Reputation: 163
I have issues understanding how Arrays work in python.
I wrote this short demo code:
from numpy import zeros
a = zeros((3), 'd')
b = zeros((2,3), 'd')
for i in range(2):
for j in range(3):
a[j] = i*j
b[i] = a
print "A: " + str(a) + "\n"
print "B: " + str(b)
The Output of this is:
A: [ 0. 1. 2.]
B: [[ 0. 0. 0.] [ 0. 1. 2.]]
So here is my question. Why isn't the output for this:
A: [ 0. 1. 2.]
B: [[ 0. 1. 2.] [ 0. 1. 2.]]
Because I made the changes in the same a
and the address of the array hasn't changed.
Upvotes: 0
Views: 139
Reputation: 10369
Arrays do not exhibit the behaviour you are expecting, however Lists will. See the following example:
import numpy as np
a = np.zeros(3, 'd')
b = np.zeros(3, 'd')
c = np.zeros((2,3), 'd')
c[0] = a
c[1] = b
a[1] = 2
b[0] = 1
print 'Matrix A: {}'.format(a)
print 'Matrix B: {}'.format(b)
print 'Matrix C: {}'.format(c)
a = [0, 0, 0]
b = [0, 0, 0]
c = [a, b]
a[1] = 2
b[0] = 1
print 'List A: {}'.format(a)
print 'List B: {}'.format(b)
print 'List C: {}'.format(c)
When we use matrices, c[0]
copies the current value of a
, c[1]
does the same for b
. The references are lost, so modifications to a
and b
have no effect on c
. Hence, we print:
Matrix A: [ 0. 2. 0.]
Matrix B: [ 1. 0. 0.]
Matrix C: [[ 0. 0. 0.]
[ 0. 0. 0.]]
However for lists, the references are retained. Hence, we print:
List A: [0, 2, 0]
List B: [1, 0, 0]
List C: [[0, 2, 0], [1, 0, 0]]
Upvotes: 0
Reputation: 53109
You appear to be assuming that
b[i] = a
inserts a reference to a
into b
. That is not the case.

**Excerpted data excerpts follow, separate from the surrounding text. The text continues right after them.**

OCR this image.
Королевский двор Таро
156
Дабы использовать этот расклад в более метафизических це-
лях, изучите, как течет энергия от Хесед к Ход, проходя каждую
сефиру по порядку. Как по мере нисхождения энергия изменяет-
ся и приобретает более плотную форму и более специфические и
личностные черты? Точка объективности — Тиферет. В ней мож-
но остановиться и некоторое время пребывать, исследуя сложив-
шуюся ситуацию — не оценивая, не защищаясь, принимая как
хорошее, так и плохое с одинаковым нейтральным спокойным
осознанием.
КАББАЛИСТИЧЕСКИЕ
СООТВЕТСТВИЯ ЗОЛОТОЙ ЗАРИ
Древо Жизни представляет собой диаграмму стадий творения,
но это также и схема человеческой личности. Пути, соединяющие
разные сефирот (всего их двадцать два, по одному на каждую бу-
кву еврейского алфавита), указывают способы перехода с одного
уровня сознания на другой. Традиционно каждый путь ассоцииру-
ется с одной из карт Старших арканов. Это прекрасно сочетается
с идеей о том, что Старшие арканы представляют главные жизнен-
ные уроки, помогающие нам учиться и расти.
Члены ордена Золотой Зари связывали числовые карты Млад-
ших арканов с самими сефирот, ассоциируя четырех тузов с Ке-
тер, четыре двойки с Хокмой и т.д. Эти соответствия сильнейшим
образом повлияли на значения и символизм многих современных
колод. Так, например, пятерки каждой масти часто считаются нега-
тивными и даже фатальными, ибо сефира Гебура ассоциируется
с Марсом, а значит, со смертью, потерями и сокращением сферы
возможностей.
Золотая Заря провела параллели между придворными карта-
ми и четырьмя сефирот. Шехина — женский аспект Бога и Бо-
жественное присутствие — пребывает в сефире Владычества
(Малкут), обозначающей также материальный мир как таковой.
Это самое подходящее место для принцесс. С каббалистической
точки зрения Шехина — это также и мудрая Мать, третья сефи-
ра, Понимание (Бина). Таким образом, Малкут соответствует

Assignment to an array slice copies the data. This behaviour is similar to slice assignment with lists.
Maybe the confusion comes from it being different the other way round?
a = b[i]
does not copy, it creates a view; this is different to list slicing.
Upvotes: 1
Reputation: 481
Its [ 0. 0. 0.] because:
the first loops start with "0" so you have for "i" the zero:
a[j] = 0*j
everything multiplied with 0 is zero.